Historians have credited this work that Turing led at Bletchley Park, with shortening the war by as much as 2 years, saving many millions of lives in the process.

But Alan Turing’s contributions to the field of computing start even before his wartime efforts. In 1936, he wrote his seminal work “on computable numbers”, and this research formed the basis for modern day computer algorithms. We can see some of the calculations from his paper in this table on the new bank note. In his research, he demonstrated how, what he called universal machines, could perform any solvable computation they were presented with. Of course, these universal machines are what we now call computers.

Quite simply, his mathematical research in 1936 laid the foundations for modern computer science.

After the war Turing returned to computing, but this time helping turn it into reality. Moving to Manchester to work at the National Physical Laboratory, he dedicated the next few years to designing the UK’s first electronic stored program computer. And here is an image of that invention, along with the diagrams Turing drew when designing it. The ACE Pilot machine, although much larger than anything we would use today, was one of the world’s first computers.

Recognising the potential for computers to revolutionise the world around us, Turing delivered his now famous quote, when describing the ACE Machine. “This is only a foretaste of what is to come, and only the shadow of what is to be”. He has turned out to be prophetic.

And this is reflected in one of the key security features of the note – a two colour foil featuring a microchip image over the main see-through window. Within this are two gold foil squares, which change between a pound symbol and the number “50” when tilted.

Above and below the micro-chip image are green metallic sunflower shapes, and on the back of the note, a red foil patch containing the letters “AT” is based on the image of a sunflower head. These sunflower images reflect Turing’s ground breaking morphogenetic work. This new branch of developmental biology which Turing pioneered, was the study of algorithms underpinning the formation of patterns in nature. The way a leopard’s spots develop into patterns, or the way the seed heads on a sunflower spiral. Turing found a way to predict these using maths. Here, also, we see him laying the foundations for a new scientific field.

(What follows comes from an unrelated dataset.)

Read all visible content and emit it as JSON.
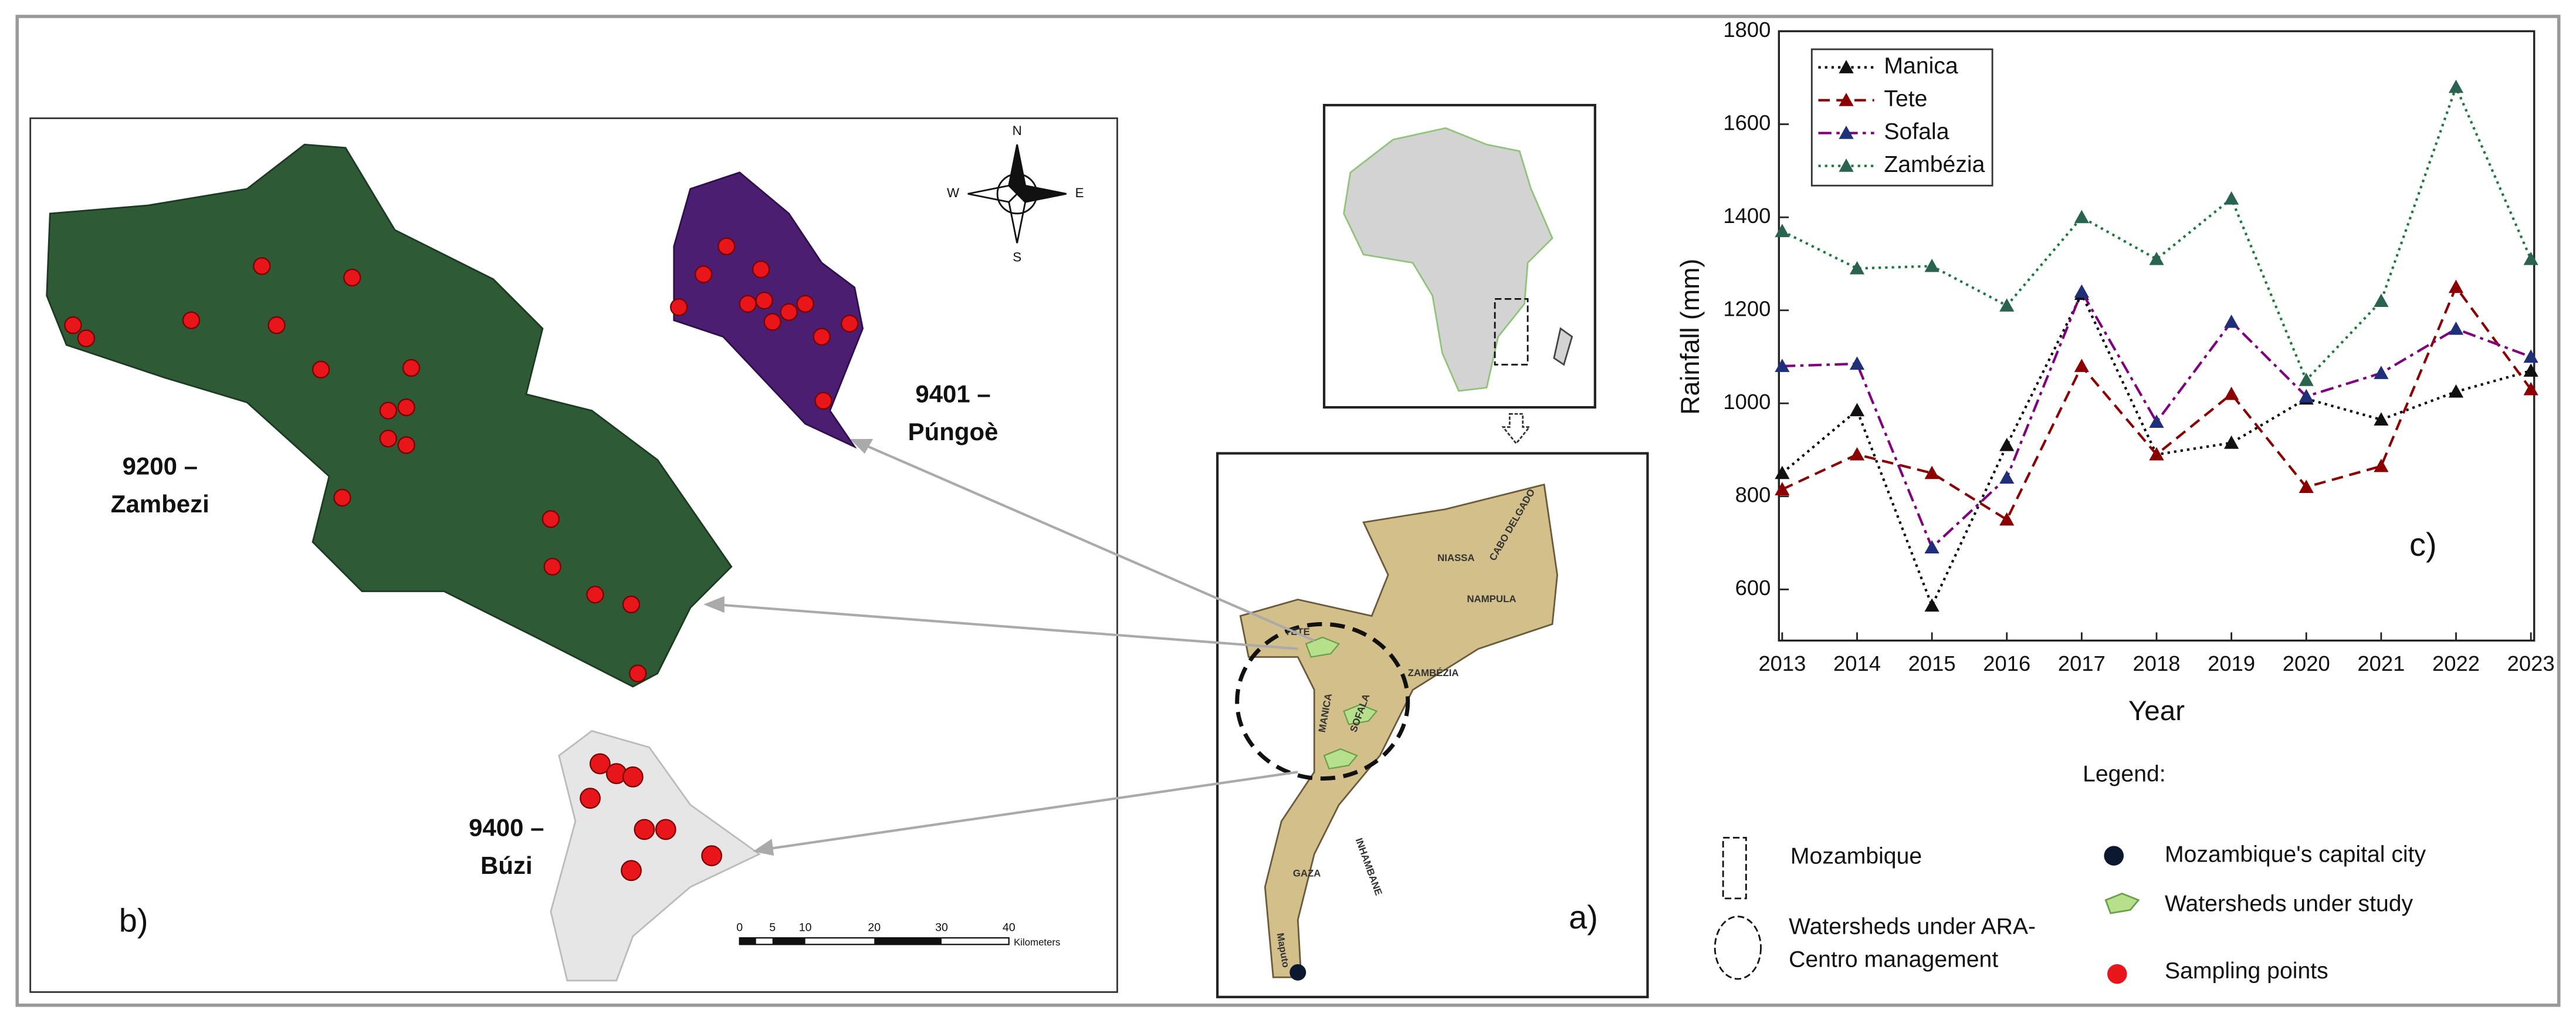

His contributions to Britain’s war effort and its scientific status, make the circumstances of his own death all the more poignant. Though guarded about his private life, Turing’s sexual orientation wasn’t a complete secret at the time. He was arrested under indecency laws in 1952, after the police learned of his relationship with another man. The tragic events surrounding this arrest would eventually lead to Turing taking his own life, at the age of just 41.

In 2017 the Turing Law was passed in memory of Alan, pardoning all men who, like him, were convicted based on their sexuality. Another legacy for which Alan Turing can be remembered.

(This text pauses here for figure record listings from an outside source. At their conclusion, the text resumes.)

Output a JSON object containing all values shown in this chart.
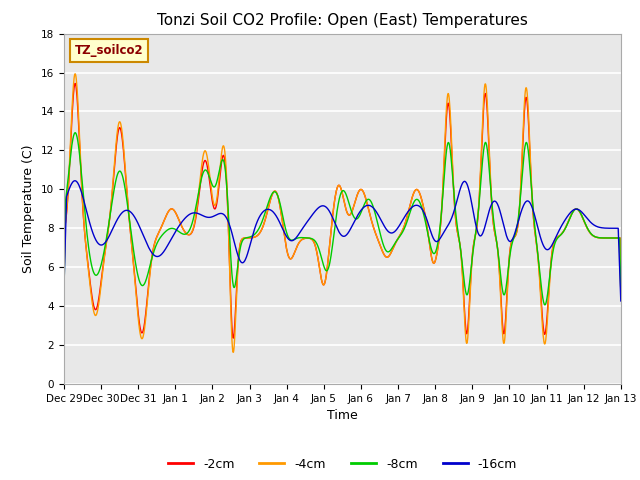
{
  "title": "Tonzi Soil CO2 Profile: Open (East) Temperatures",
  "xlabel": "Time",
  "ylabel": "Soil Temperature (C)",
  "ylim": [
    0,
    18
  ],
  "legend_label": "TZ_soilco2",
  "series_labels": [
    "-2cm",
    "-4cm",
    "-8cm",
    "-16cm"
  ],
  "series_colors": [
    "#ff0000",
    "#ff9900",
    "#00cc00",
    "#0000cc"
  ],
  "plot_bg_color": "#e8e8e8",
  "x_tick_labels": [
    "Dec 29",
    "Dec 30",
    "Dec 31",
    "Jan 1",
    "Jan 2",
    "Jan 3",
    "Jan 4",
    "Jan 5",
    "Jan 6",
    "Jan 7",
    "Jan 8",
    "Jan 9",
    "Jan 10",
    "Jan 11",
    "Jan 12",
    "Jan 13"
  ],
  "x_tick_positions": [
    0,
    1,
    2,
    3,
    4,
    5,
    6,
    7,
    8,
    9,
    10,
    11,
    12,
    13,
    14,
    15
  ],
  "title_fontsize": 11,
  "axis_fontsize": 9,
  "tick_fontsize": 7.5,
  "legend_box_color": "#ffffcc",
  "legend_box_edge": "#cc8800",
  "yticks": [
    0,
    2,
    4,
    6,
    8,
    10,
    12,
    14,
    16,
    18
  ],
  "figsize": [
    6.4,
    4.8
  ],
  "dpi": 100
}
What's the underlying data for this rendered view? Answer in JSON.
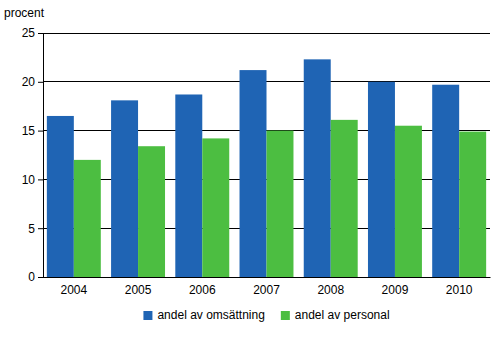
{
  "chart_data": {
    "type": "bar",
    "y_label": "procent",
    "categories": [
      "2004",
      "2005",
      "2006",
      "2007",
      "2008",
      "2009",
      "2010"
    ],
    "series": [
      {
        "name": "andel av omsättning",
        "color": "#1f64b4",
        "values": [
          16.5,
          18.1,
          18.7,
          21.2,
          22.3,
          20.0,
          19.7
        ]
      },
      {
        "name": "andel av personal",
        "color": "#4cbe41",
        "values": [
          12.0,
          13.4,
          14.2,
          15.0,
          16.1,
          15.5,
          14.9
        ]
      }
    ],
    "ylim": [
      0,
      25
    ],
    "yticks": [
      0,
      5,
      10,
      15,
      20,
      25
    ],
    "grid": true,
    "legend": "bottom"
  }
}
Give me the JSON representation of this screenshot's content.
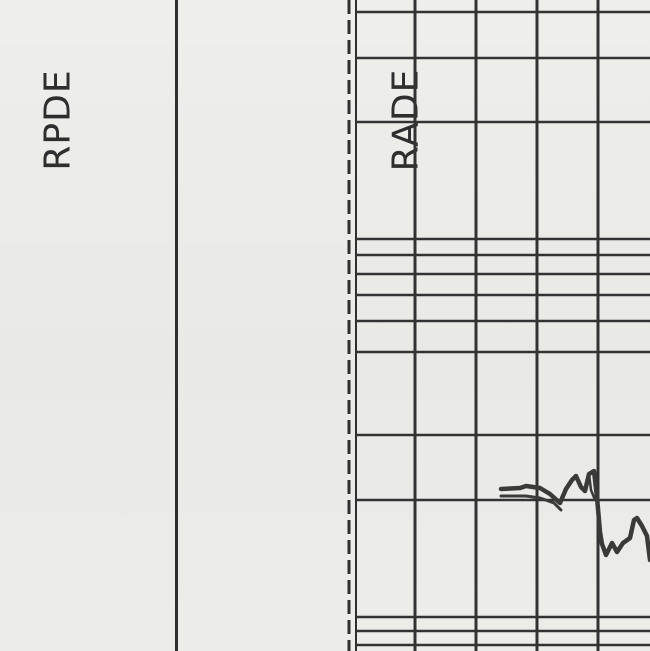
{
  "tracks": {
    "rpde_label": "RPDE",
    "rade_label": "RADE"
  },
  "colors": {
    "paper": "#ebebe8",
    "ink": "#2f2f2f"
  }
}
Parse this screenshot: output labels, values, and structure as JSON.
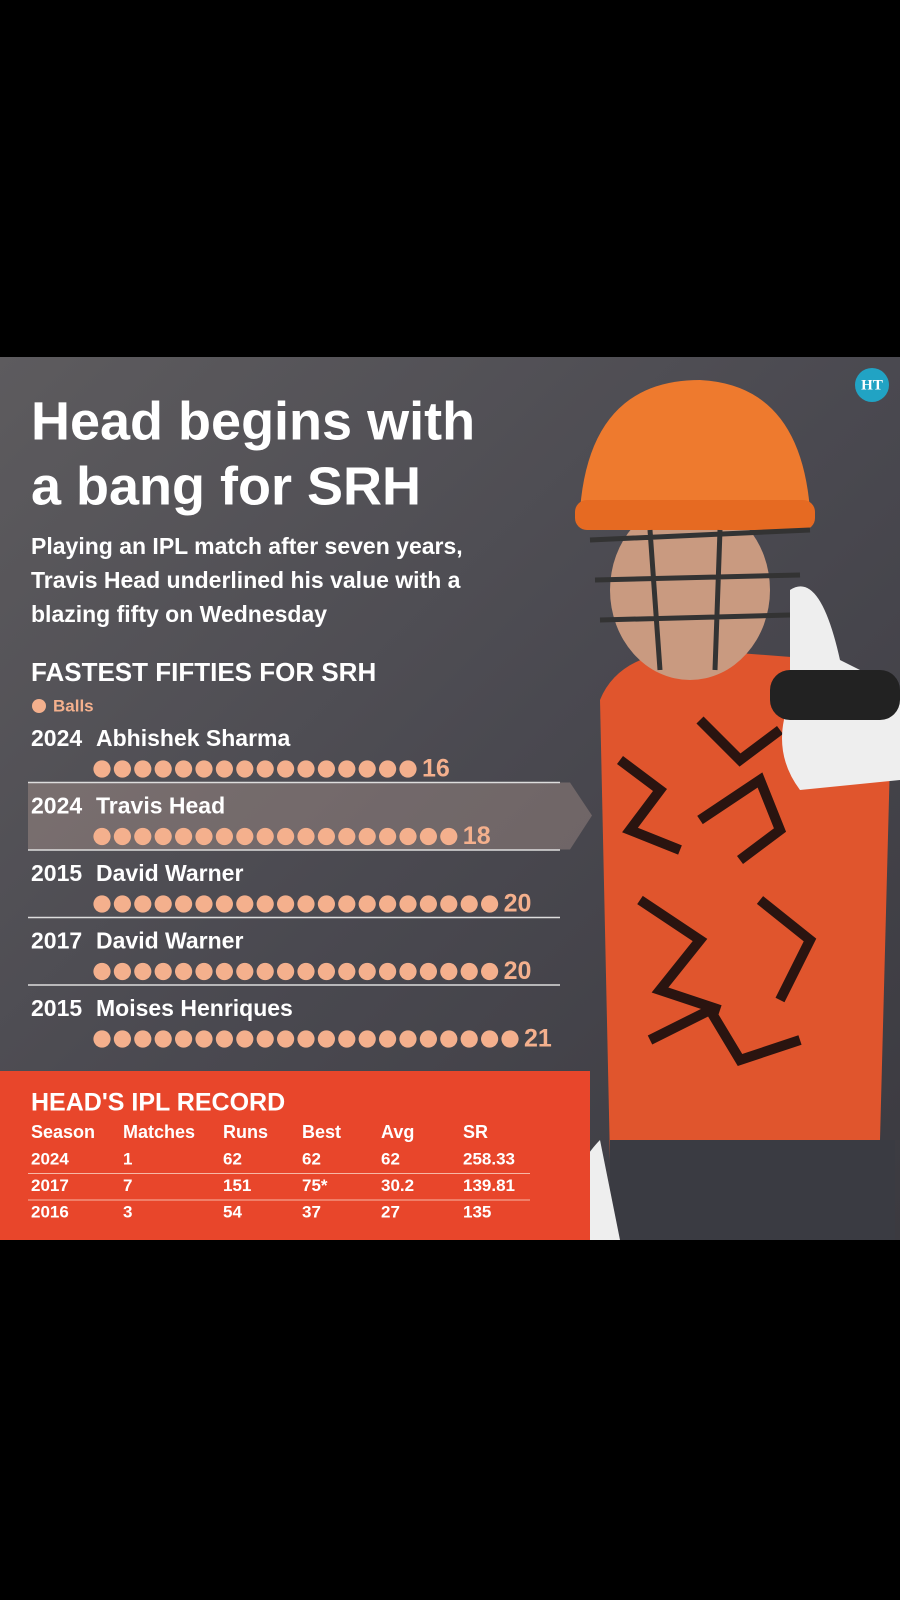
{
  "header": {
    "logo": "HT",
    "title": [
      "Head begins with",
      "a bang for SRH"
    ],
    "subtitle": [
      "Playing an IPL match after seven years,",
      "Travis Head underlined his value with a",
      "blazing fifty on Wednesday"
    ]
  },
  "chart_data": {
    "type": "dots",
    "title": "FASTEST FIFTIES FOR SRH",
    "legend": "Balls",
    "color": "#f4b08d",
    "years": [
      "2024",
      "2024",
      "2015",
      "2017",
      "2015"
    ],
    "categories": [
      "Abhishek Sharma",
      "Travis Head",
      "David Warner",
      "David Warner",
      "Moises Henriques"
    ],
    "values": [
      16,
      18,
      20,
      20,
      21
    ]
  },
  "table": {
    "title": "HEAD'S IPL RECORD",
    "columns": [
      "Season",
      "Matches",
      "Runs",
      "Best",
      "Avg",
      "SR"
    ],
    "rows": [
      [
        "2024",
        "1",
        "62",
        "62",
        "62",
        "258.33"
      ],
      [
        "2017",
        "7",
        "151",
        "75*",
        "30.2",
        "139.81"
      ],
      [
        "2016",
        "3",
        "54",
        "37",
        "27",
        "135"
      ]
    ]
  }
}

The Turing £50 completes our family of polymer banknotes, which already include the £5, £10, and £20 pound notes. These polymer notes are more secure than their paper predecessor, and I'm very pleased that we have made this important transition.

Conclusion

Winston Churchill, Jane Austen, JMW Turner.

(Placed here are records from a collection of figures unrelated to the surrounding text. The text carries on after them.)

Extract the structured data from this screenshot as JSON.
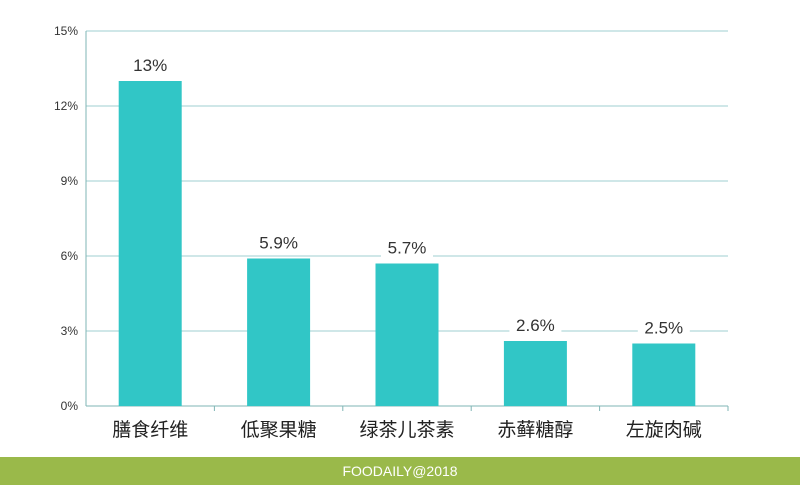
{
  "chart_data": {
    "type": "bar",
    "categories": [
      "膳食纤维",
      "低聚果糖",
      "绿茶儿茶素",
      "赤藓糖醇",
      "左旋肉碱"
    ],
    "values": [
      13,
      5.9,
      5.7,
      2.6,
      2.5
    ],
    "data_labels": [
      "13%",
      "5.9%",
      "5.7%",
      "2.6%",
      "2.5%"
    ],
    "yticks": [
      0,
      3,
      6,
      9,
      12,
      15
    ],
    "ytick_labels": [
      "0%",
      "3%",
      "6%",
      "9%",
      "12%",
      "15%"
    ],
    "ylim": [
      0,
      15
    ],
    "title": "",
    "xlabel": "",
    "ylabel": "",
    "grid": true,
    "legend": "none",
    "bar_color": "#31c6c6",
    "grid_color": "#9fcfd0"
  },
  "footer": {
    "text": "FOODAILY@2018",
    "color": "#9ab94a"
  }
}
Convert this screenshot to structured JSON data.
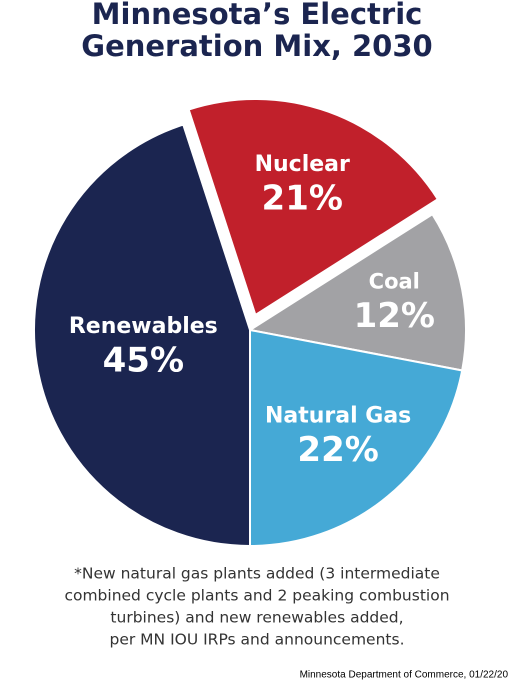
{
  "chart_data": {
    "type": "pie",
    "title": [
      "Minnesota’s Electric",
      "Generation Mix, 2030"
    ],
    "categories": [
      "Nuclear",
      "Coal",
      "Natural Gas",
      "Renewables"
    ],
    "values": [
      21,
      12,
      22,
      45
    ],
    "value_labels": [
      "21%",
      "12%",
      "22%",
      "45%"
    ],
    "colors": [
      "#c1202b",
      "#a2a2a5",
      "#45a9d6",
      "#1b2550"
    ],
    "explode": [
      true,
      false,
      false,
      false
    ],
    "footnote": [
      "*New natural gas plants added (3 intermediate",
      "combined cycle plants and 2 peaking combustion",
      "turbines) and new renewables added,",
      "per MN IOU IRPs and announcements."
    ],
    "source": "Minnesota Department of Commerce, 01/22/20"
  }
}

These are the figureheads who grace our other banknotes, and through their leadership and cultural contribution, they helped shape the vibrant society that is modern Britain.

The person chosen to feature on a currency, can embody the spirit of a nation. In his remarkable achievements, Turing did just that. And in doing so, showed us the way to the future.

As the artist Anthony Gormley remarked, Alan Turing "unlocked the door between the industrial and the information age”. And although Turing was under appreciated in his lifetime, we can now see how accurate this description is.

Alan Turing was a gay man, whose transformational work in the fields of computer science, codebreaking, and developmental biology, was still not enough to spare him the appalling treatment to which he was subjected. By placing him on this new £50 banknote, we celebrate him for his achievements, and the values he symbolises, for which we can all be very proud.